Re: OO versus RDB
Date: 27 Jun 2006 12:56:04 -0700
> >> I don't care what storage paradigm is used or what access mechanisms
> >> one uses to access the data store. The point is that, whatever they
> >> are, they should be isolated from the problem solution so that they
> >> are completely transparent to the problem solution.
> > I don't use paradigms for storage.
> > I don't use a dbms for storage.
> Codd's relational data model as implemented in RDBs is not a data
> storage paradigm?
Data storage is one of *many* features of a DBMS. If mere storage is all that is needed, then one could use files.
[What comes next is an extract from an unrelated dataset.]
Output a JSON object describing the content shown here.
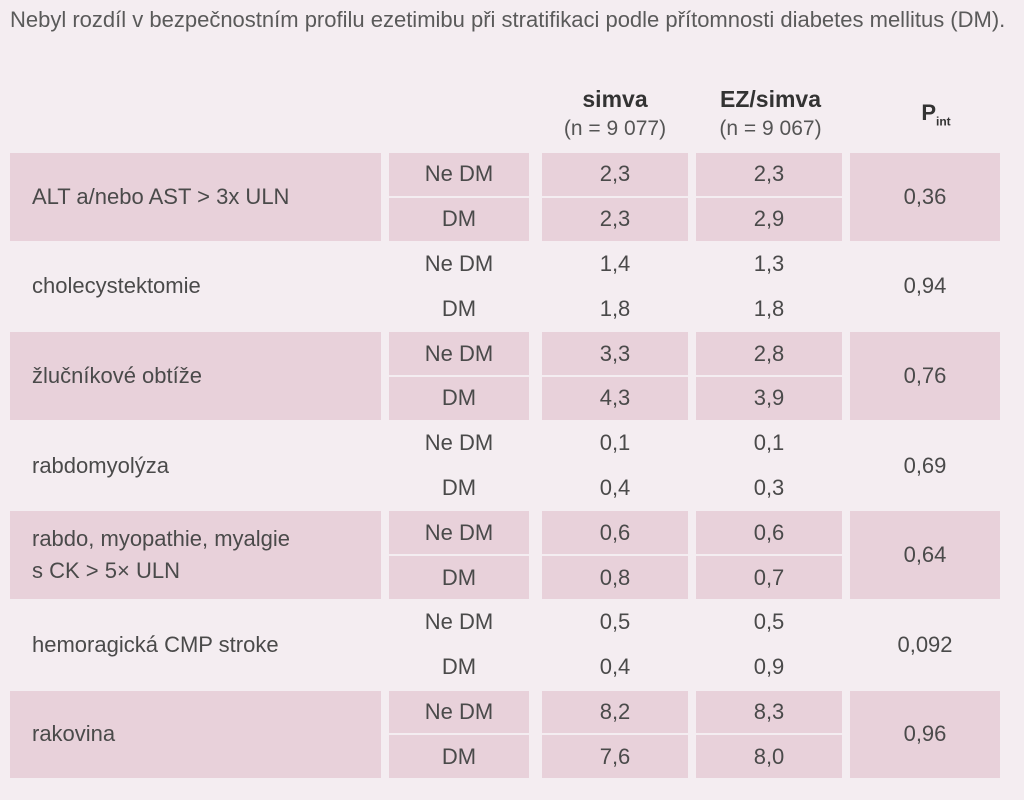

DBMS roll up a bunch of common attribute management services and needs into a semi-standardized package so that you don't have to reinvent lots of wheels, and have a consistent way to view, edit, and process attributes. It is factoring; reuse of common attribute idioms. (Unlike OO, where encapsulation encourages each object/class to reinvent its own add/change/delete/cross-reference/search rules and interfaces so that they are all different for each project or shop. That is not factoring of repetitious ideas, but an encouragement of reinvention, inconsistency, and duplication.)
You don't have to use all the services a DBMS supply. In fact, you could use it as merely a filing system. However, that does not mean that DBMS *are* just filing systems.
Saying a RDBMS is about "storage" is almost like saying the purpose of a car is to store gas.
A database is an "attribute management system". OOP can and often is also an attribute management system, just a lousy, inconsistent one.
> That's pretty much my point. You can use whatever mechanisms you want
> for storage management if they are isolated from the application problem
Only if you use a lowest-common-denominator interface. I would challenge the power of such an interface with scenarios and probably kick its rear end all over the floor with a RDBMS. Concurrency management alone would probably sink it.
So, let's see your generic "storage" API/wrapper.